6_1_plotFig_PcsDistribComp module
Plot Figure 2
and Supplementary Fig. S1
from the paper, i.e., a comparison
between observed and estimated PCS size distributions.
40 pairwise alignments between human and other vertebrates were used to compute the perfectly conserved sequence (PCS) size distribution across a wide divergence time range.
Observed data are shown in blue, and predictions from our model are shown in orange. In the main plots (PCS size distribution), the upper limits for both the x-axis and y-axis vary depending on the maximum PCS size and count found in each species, respectively.
To enhance clarity and prevent points from obscuring one another, the x-axis values in the main plot were divided into 20 logarithmic bins, with the y-axis showing the mean PCS count and its standard deviation for each bin.

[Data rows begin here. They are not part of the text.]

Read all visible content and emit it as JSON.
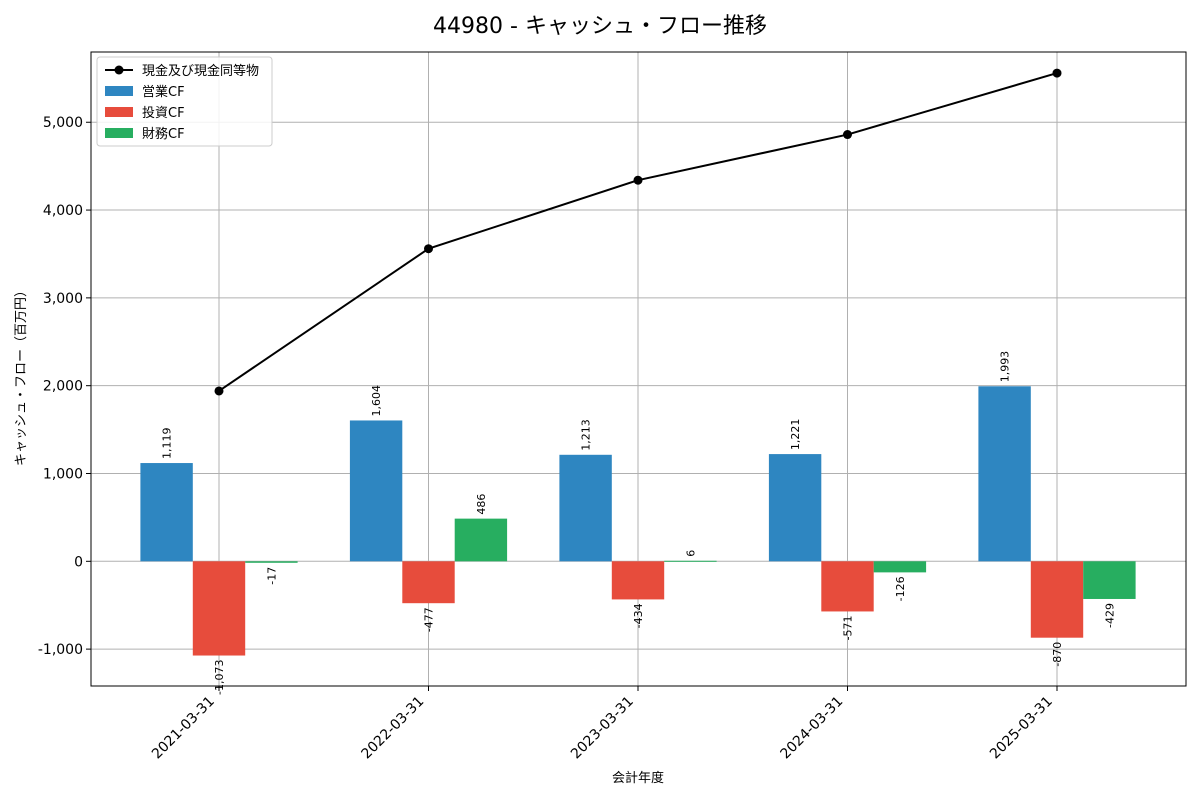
{
  "chart_data": {
    "type": "bar",
    "title": "44980 - キャッシュ・フロー推移",
    "xlabel": "会計年度",
    "ylabel": "キャッシュ・フロー（百万円）",
    "categories": [
      "2021-03-31",
      "2022-03-31",
      "2023-03-31",
      "2024-03-31",
      "2025-03-31"
    ],
    "ylim": [
      -1420,
      5800
    ],
    "yticks": [
      -1000,
      0,
      1000,
      2000,
      3000,
      4000,
      5000
    ],
    "ytick_labels": [
      "-1,000",
      "0",
      "1,000",
      "2,000",
      "3,000",
      "4,000",
      "5,000"
    ],
    "grid": true,
    "legend_position": "top-left",
    "series": [
      {
        "name": "営業CF",
        "kind": "bar",
        "color": "#2e86c1",
        "values": [
          1119,
          1604,
          1213,
          1221,
          1993
        ],
        "labels": [
          "1,119",
          "1,604",
          "1,213",
          "1,221",
          "1,993"
        ]
      },
      {
        "name": "投資CF",
        "kind": "bar",
        "color": "#e74c3c",
        "values": [
          -1073,
          -477,
          -434,
          -571,
          -870
        ],
        "labels": [
          "-1,073",
          "-477",
          "-434",
          "-571",
          "-870"
        ]
      },
      {
        "name": "財務CF",
        "kind": "bar",
        "color": "#27ae60",
        "values": [
          -17,
          486,
          6,
          -126,
          -429
        ],
        "labels": [
          "-17",
          "486",
          "6",
          "-126",
          "-429"
        ]
      },
      {
        "name": "現金及び現金同等物",
        "kind": "line",
        "color": "#000000",
        "values": [
          1940,
          3560,
          4340,
          4860,
          5560
        ]
      }
    ]
  }
}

Inset shows the distribution of evolutionary times. The insets of all graphs have the same x-axis (log) and y-axis, both ranging between 0 and 1.
Use:
python3 6_1_plotFig_PcsDistribComp.py
Example of Usage:
python3 ~/code/6_1_plotFig_PcsDistribComp.py
Input Parameter:
To ensure the graphs match those used in the paper, the parameters are hard-coded in the script and cannot be modified via command line.
Pre-requisites
Before using this script, make sure all the required files were pre-computed:
a) Files with sampled evolutionary times
Make sure to run 5_sampleEvolTimes.py
for α=1.1.
Time, Memory & Disk space
Running the script on a single core takes 187.39 seconds and requires a small amount of memory.
- Output files:
The SVG output file for Fig. 2,
pcsDistrib-comp.alpha1.1.svg
, has 2.3 MB;The PDF output file for Fig. 2,
pcsDistrib-comp.alpha1.1.pdf
, has 362.2 KB;The SVG output file for Supplementary Fig. 1,
pcsDistrib-comp-supp.alpha1.1.svg
, has 9.1 MB;The PDF output file for Supplementary Fig. 1,
pcsDistrib-comp-supp.alpha1.1.pdf
, has 1.5 MB.
Function details
Only relevant functions have been documented below. For more details on any function, check the comments in the souce code.
- 6_1_plotFig_PcsDistribComp.findBin(val, bins)
Given a list of bins and a value, find in which bin the value should go.
- Parameters:
bins (list of floats) – a sorted list of values. A bin is defined as
(bins[i-1], bins[i]]
.
- 6_1_plotFig_PcsDistribComp.makeFigure2(alpha, my_dataset, allspecies=False)
Create the plots from Figure 2, containing the estimated and observed PCS size distributions for 10 representative species. The same function also creates the supplementary figure of Figure 2, containing the plots of all 40 species. Depending on the case (whether for the main text or the supplementary material), some adjustments are necessary to the positioning and size of elements (insets, icons, etc.).
- 6_1_plotFig_PcsDistribComp.plotPCSsizeDistribBig(ax, PCSdist_obs_onespecies, PCSdist_est_onespecies, min_PCSsize, PCSsize_nbbins)
Plot the observed and estimated distribution of PCS sizes for a pair of species. Due to the limited space, in order to improve clarity and avoid overlapping dots, the x-axis values are organized into bins.
- 6_1_plotFig_PcsDistribComp.plotTauDistribSampled_sum(ax_fg, ax_bg, taudistrib_est_onespecies, tau_bins, min_tau, max_tau, colors, cmap)
Plot the estimated distribution of evolutionary times for a pair of species.
- 6_1_plotFig_PcsDistribComp.prepareDataForPlotting(dictVals)
Input is provided as a dictionary containing binned data, with keys representing bin values (like PCS sizes) and values indicating the counts of PCS sizes within those bins. The process computes the average and standard deviation of the observed counts for each bin.